Si le regard est porté aujourd’hui sur l’effet de l’usage des combustibles fossiles sur le climat et le milieu qui nous entoure, l’homme a déjà eu dans le passé, par d’autres moyens, une influence lente qui a pourtant transformé totalement la planète.
Un dossier réalisé par Daniel Hofnung, co-président de la Coordination Eau Île-de-France
L’invention de l’agriculture au néolithique, et avec elle la modification de l’utilisation du sol par la déforestation, ont transformé totalement le visage de la planète dans le passé : l’anthropocène ne date pas de notre époque industrielle, il date de milliers d’années, mais il a changé dans sa forme avec l’importance devenue centrale de l’énergie.
La place accordée aujourd’hui à celle-ci et au rôle des gaz à effet de serre nous font oublier que les transformations séculaires – celles qui ont commencé au néolithique, dans l’utilisation des sols – se développent encore maintenant, mais de manière accélérée, et avec un potentiel de destruction des milieux naturels bien plus élevé qu’aux époques précédentes, et sans doute bien plus direct que celles liées au cycle du carbone.
Qu’on en juge par ces quelques chiffres :
Déforestation par jour | 450 km2 |
Reforestation par jour | -100 km2 |
Perte en forêts | = 350 km2 |
Urbanisation quotidienne | 150 km2 |
Surface désertifiée par jour | 300 km2 |
soit : perte de végétation par jour | 800 km2 |
La déforestation, qui touche surtout les forêts tropicales (Amazonie, Paraguay, Asie du sud-est, Afrique centrale) a pour but, outre le commerce du bois, principalement de libérer des terres pour toutes les activités liées à l’élevage (pâturage, production de soja, de maïs) ou pour produire des agro-carburants, la production alimentaire végétale pour la consommation humaine étant très minoritaire. C’est essentiellement l’agro-industrie qui investi dans la déforestation, en faisant disparaître chaque année 127.000 km2 de forêts.
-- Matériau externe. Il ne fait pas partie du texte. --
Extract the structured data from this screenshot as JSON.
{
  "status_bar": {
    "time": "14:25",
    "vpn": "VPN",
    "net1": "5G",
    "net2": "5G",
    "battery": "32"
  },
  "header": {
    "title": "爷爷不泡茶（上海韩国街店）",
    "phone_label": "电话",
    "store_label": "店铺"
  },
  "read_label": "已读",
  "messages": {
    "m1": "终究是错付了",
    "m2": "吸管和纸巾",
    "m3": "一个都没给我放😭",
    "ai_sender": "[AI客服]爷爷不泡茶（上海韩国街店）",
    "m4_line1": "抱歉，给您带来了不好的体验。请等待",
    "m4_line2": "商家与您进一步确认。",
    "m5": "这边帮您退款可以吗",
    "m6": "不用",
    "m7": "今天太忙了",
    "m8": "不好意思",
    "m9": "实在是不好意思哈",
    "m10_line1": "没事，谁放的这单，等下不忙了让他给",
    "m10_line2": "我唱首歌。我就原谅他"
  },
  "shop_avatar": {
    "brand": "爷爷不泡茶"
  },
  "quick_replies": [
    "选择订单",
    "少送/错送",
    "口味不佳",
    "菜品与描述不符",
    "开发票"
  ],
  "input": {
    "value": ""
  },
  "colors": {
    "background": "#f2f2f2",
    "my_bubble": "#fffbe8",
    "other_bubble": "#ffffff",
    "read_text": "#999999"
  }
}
Une conséquence « retard » de la déforestation et de l’agriculture intensive est la désertification : ravinement des sols tropicaux peu épais, épuisement de ceux-ci et mort de la vie en leur sein (micro-organismes, lombrics…) conduisent à l’augmentation du ruissellement, à l’assèchement des sols et finalement à la désertification.
L’urbanisation, qui se poursuit à un rythme accéléré sur toute la planète, en particulier avec l’accaparement des terres achève la transformation des milieux naturels.
Si l’utilisation des énergies fossiles modifie le cycle du carbone et fait croître les gaz à effet de serre dans l’atmosphère, la modification de l’utilisation des sols a un effet plus profond : elle change le cycle de l’eau et les précipitations, elle contribue à l’assèchement des sols et à la désertification, elle diminue fortement la photosynthèse.
Le processus auquel nous assistons n’est que l’amplification de celui qui se déroule depuis le néolithique : on estime qu’au cours de l’histoire (et de la fin de la préhistoire) 50 millions de km2 de forêts ont disparu, soit un tiers des terres émergées, ou plus que la surface totale de toute l’Asie, au profit de l’agriculture, de l’élevage et de l’urbanisation.
L’accélération actuelle de ce processus ainsi que les mauvaise pratiques agricoles, qui jouent un rôle aggravant, modifient profondément le climat de la planète, avec un changement de la couverture des sols qui débouche sur la désertification.
De la même manière que la communauté internationale s’est saisie du problème des émissions de gaz à effet de serre, il faudrait faire arriver au grand jour au niveau international la question de la restauration du cycle de l’eau et de la reforestation, seul moyen de lutter efficacement contre le réchauffement de la planète, et aussi contre sa désertification. Mais si il est utile que les gouvernements s’en saisissent, nous avons vu que bon nombre des solutions sont entre les mains des peuples et non de ceux qui gouvernent.
Un avenir juste et bleu est possible c’est à nous de le construire!